In dieser Arbeit wurde die humorale Anti-Tumor-Immunantwort nach allo-Tx zum ersten mal auf Epitopebene untersucht. Eine Zuordnung eines gefundenen Mimotops zu einem dazugehörigen parentalem Antigen ist durch die durchgef¨uhrten Experimente nicht möglich, kann aber durch weitere Experimente erfolgen. Die Ergebnisse zeigen, dass die gefundenen Epitope spezifisch für das genannte Patientenkollektiv sind. Eine Polyepitopreaktivität stellt einen erstrebenswerten Zustand dar, der mit einer Besserung der Prognose einhergeht. Dies unterstützt die Theorie der Epitope als Ziele einer humoralen Anti-Tumor-Immunantwort. Diese Ergebnisse können weiter evaluiert werden und hieraus sowohl diagnostische als auch therapeutische Mittel entwickelt werden.
Kurzfassung auf Englisch: Patients suffering from Multiple Myeloma who underwent allogenic stem cell transplantation allo-SCT may develop abnormal protein bands (APB) in immunofixation. It is known that the appearance of APB (which is presumably an expression of a B-cellmediated anti-tumor-immune response) leads to an improved prognosis.
In this thesis mimotopes binding specifically to the post-SCT antibodies of six patients were selected using phage display. The hereby obtained phages were subsequently examined via ELISA regarding their interaction towards other antibodies. Afterwards the chronological sequence of mimotope reactivity was evaluated. For each patient at least one mimotope could be found that was binding significantly. A significant amount of myeloma specific cross reactivities could be observed. The polyreactivity of a patient’s serum correlates significantly with the response of that patient to the allo-Tx. In the experiments examining the chronologiccal sequence of mimotope reactivity the strongest antibody mimotope binding could be observed approximately one year after allo-SCT and declines from there on.

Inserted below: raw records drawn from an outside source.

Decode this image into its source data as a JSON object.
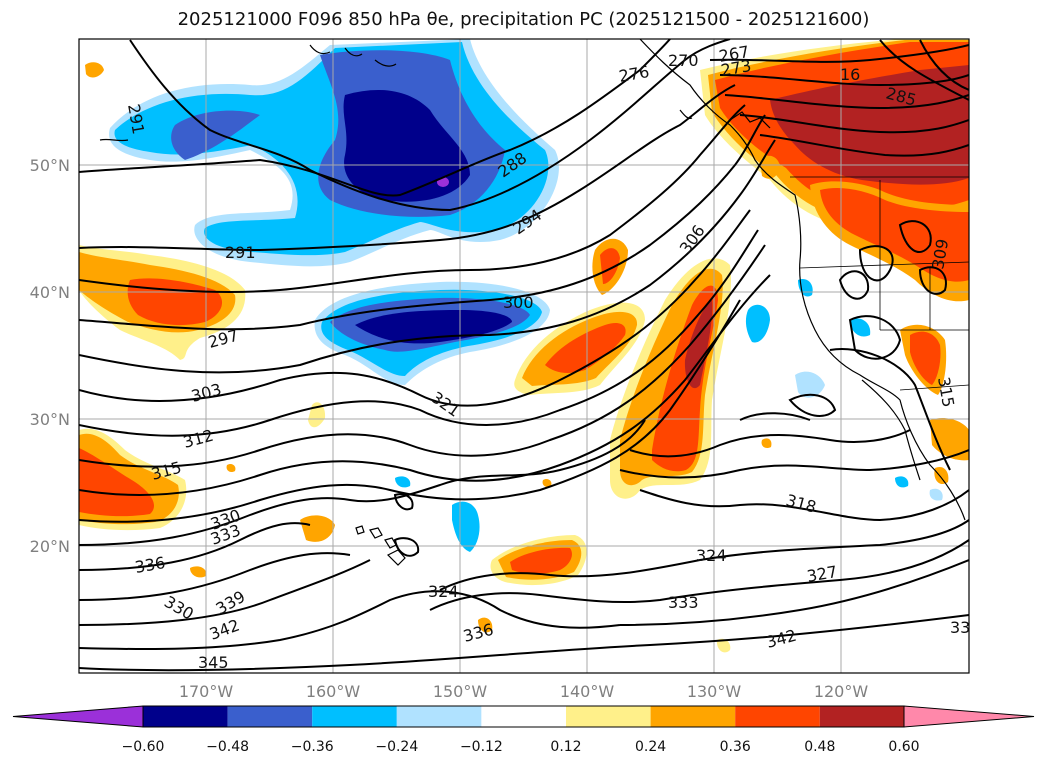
{
  "title": "2025121000 F096 850 hPa θe, precipitation PC (2025121500 - 2025121600)",
  "lat_labels": [
    "50°N",
    "40°N",
    "30°N",
    "20°N"
  ],
  "lon_labels": [
    "170°W",
    "160°W",
    "150°W",
    "140°W",
    "130°W",
    "120°W"
  ],
  "colorbar": {
    "colors": [
      "#9b30d9",
      "#00008b",
      "#3a5fcd",
      "#00bfff",
      "#b0e2ff",
      "#ffffff",
      "#fff08a",
      "#ffa500",
      "#ff4500",
      "#b22222",
      "#ff88aa"
    ],
    "ticks": [
      "−0.60",
      "−0.48",
      "−0.36",
      "−0.24",
      "−0.12",
      "0.12",
      "0.24",
      "0.36",
      "0.48",
      "0.60"
    ]
  },
  "contour_labels": [
    "291",
    "288",
    "294",
    "291",
    "297",
    "300",
    "306",
    "303",
    "321",
    "312",
    "315",
    "330",
    "333",
    "336",
    "330",
    "339",
    "342",
    "345",
    "324",
    "336",
    "318",
    "324",
    "327",
    "333",
    "342",
    "33",
    "285",
    "276",
    "270",
    "267",
    "273",
    "309",
    "315",
    "16"
  ]
}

In this thesis the b-cell mediated anti-tumor immunity following allo-SCT was examined on epitope level for the first time. A connection of the found mimotopes to their parental antigenes was not possible with the conducted experiments, but may be established using additional experiments. The results show a specificity of the found epitopes for MM patients with APB after allo-SCT. A polyepitope reactivity is a desirable situation that correlates with an improved prognosis. This supports the theory of these epitopes being targets of a humoral anti-tumor immunity. These results may be evaluated further in order to develop diagnostic as well as therapeutic tools.